Trisha Brown e Dianne Madden performando 'Set And Reset', 1983, arquivo Jack Mitchell, coleção Craig Highberger, Senoia, Geórgia, Estados Unidos

Museus, danças e artes visuais nos séculos 20 e 21

com Júlia Abs
14.10-11.11.2020 | ONLINE
19h-21h

O curso apresentará uma reflexão sobre as histórias da dança e das artes visuais com base em deslocamentos de tempo, geografia e campos do saber, ao aproximar coreografias e imagens que apresentam temas e problemáticas comuns, caso de Isadora Duncan e Jérôme Bel; Yvonne Rainer, Simone Forti e Robert Morris; Boris Charmatz, Tino Sehgal, Anne Imhof e Xavier Le Roy, e artistas que compõem o eixo curatorial do MASP em 2020 com exposições individuais. 
 

Uma introdução ao afrofuturismo: características, narrativas e estéticas

com Kênia Freitas
3.9-1.10.2020 | ONLINE
19h-21h

O estudo sobre afrofuturismo anuncia uma variedade de criações que especulam, fantasiam e fabulam a partir de uma perspectiva afrocentrada –seja no cinema, na literatura, na música, nas artes plásticas e visuais, no teatro, e em tantos outros campos de expressão cultural e artística.
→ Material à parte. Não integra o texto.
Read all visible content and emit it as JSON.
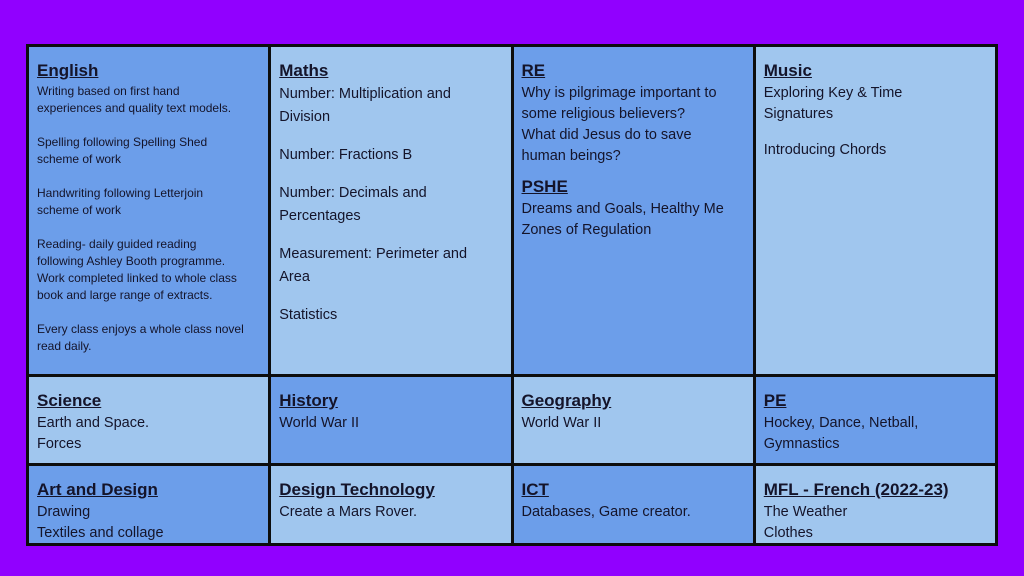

Analisando obras de diversos artistas, como John Akomfrah, Nuotama Bodomo, Diego Paulino, Cauleen Smith, Sun Ra, tem como objetivo apresentar o afrofuturismo a partir da discussão de suas características, narrativas e estéticas. 
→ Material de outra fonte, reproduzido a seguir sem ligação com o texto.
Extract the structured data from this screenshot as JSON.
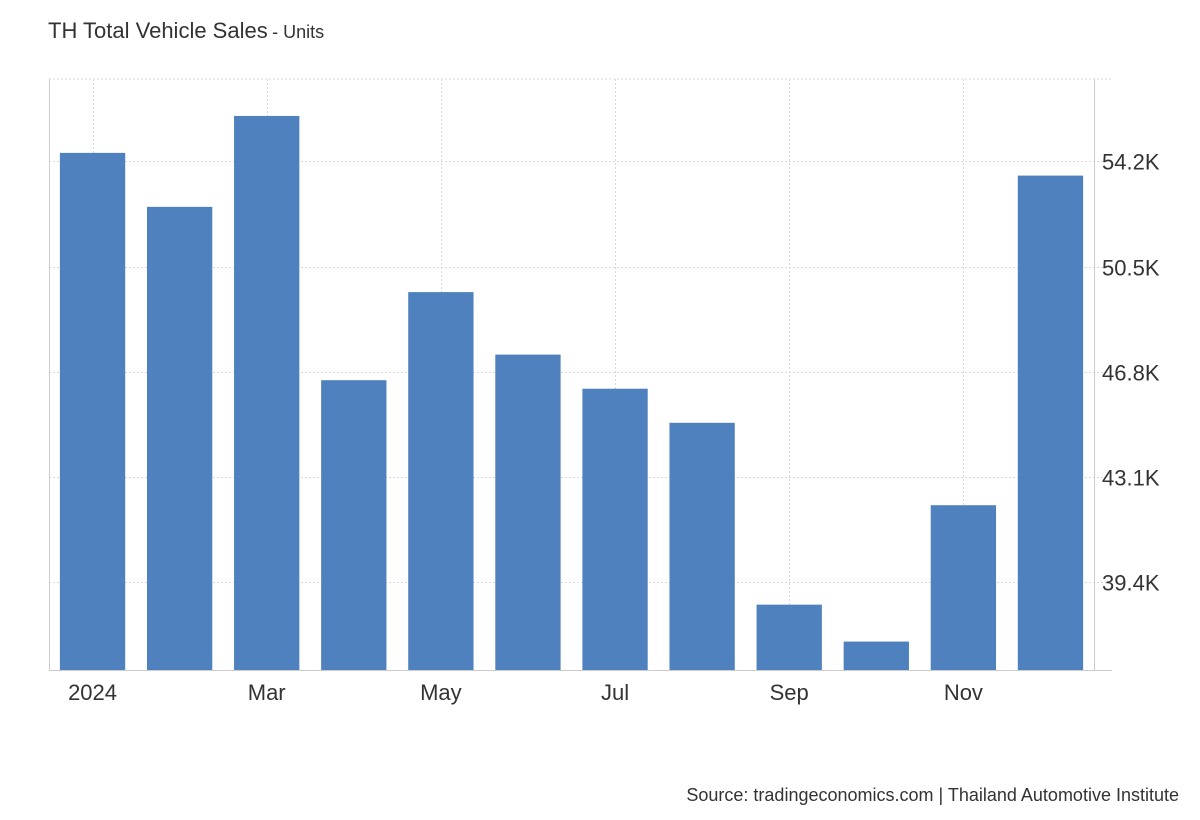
{
  "title": "TH Total Vehicle Sales",
  "title_suffix": "- Units",
  "source": "Source: tradingeconomics.com | Thailand Automotive Institute",
  "colors": {
    "bar": "#4e81bd",
    "grid": "#d9d9d9",
    "axis": "#cccccc",
    "text": "#333333"
  },
  "chart_data": {
    "type": "bar",
    "categories": [
      "Jan 2024",
      "Feb 2024",
      "Mar 2024",
      "Apr 2024",
      "May 2024",
      "Jun 2024",
      "Jul 2024",
      "Aug 2024",
      "Sep 2024",
      "Oct 2024",
      "Nov 2024",
      "Dec 2024"
    ],
    "x_tick_labels": [
      "2024",
      "Mar",
      "May",
      "Jul",
      "Sep",
      "Nov"
    ],
    "values": [
      54.5,
      52.6,
      55.8,
      46.5,
      49.6,
      47.4,
      46.2,
      45.0,
      38.6,
      37.3,
      42.1,
      53.7
    ],
    "y_ticks": [
      39.4,
      43.1,
      46.8,
      50.5,
      54.2
    ],
    "y_tick_suffix": "K",
    "ylim": [
      36.3,
      57.1
    ],
    "y_axis_side": "right",
    "grid": true,
    "legend": "none"
  }
}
Sophie, modelo parisiense, desfila no MASP da rua 7 de abril com o 'Traje do futuro', criado por Salvador Dalí, 1951; Foto: Acervo do Centro de Pesquisa do MASP

Crise e criação na história da moda

com Lilian Pacce
2-30.9.2020 | ONLINE
18h30-20h30

Neste curso, a editora e curadora de moda Lilian Pacce aborda historicamente o impacto de grandes crises sobre a criação da moda e a mudança de costumes. Sendo a moda um reflexo de seu tempo, o que vem primeiro? Estilistas ao longo do último século souberam tanto antever quanto interpretar com maestria os desejos de cada época e o zeitgeist pós-guerra ou pós-pandemia do covid-19 traz necessariamente grandes desafios e um novo mindset: de Balenciaga, Chanel e Givenchy ao biquíni e ao jeans, passando pela relação do MASP com a moda desde sua fundação.

Ayrson Heraclito, still do vídeo-performance ‘O sacudimento da Casa da Torre’, 2015

Poéticas da performance afro-brasileira

com Ayrson Heráclito
1-29.9.2020 | ONLINE
19h-21h

O curso Poéticas da performance afro-brasileira aborda temas relevantes para o estudo de processos de criação das artes visuais feitas pela população preta na contemporaneidade. Por meio de investigações feitas pelo autor –sobre rotas e trocas culturais entre o continente africano e o Brasil– um conjunto de poéticas artísticas serão apresentadas como marco para se pensar dinâmicas de uma historiografia da arte brasileira sem o influxo da produção artística europeia. Como novos sistemas artísticos estão ressignificando e institucionalizando as obras de performance que trazem uma distinção ao debate racial e identitário?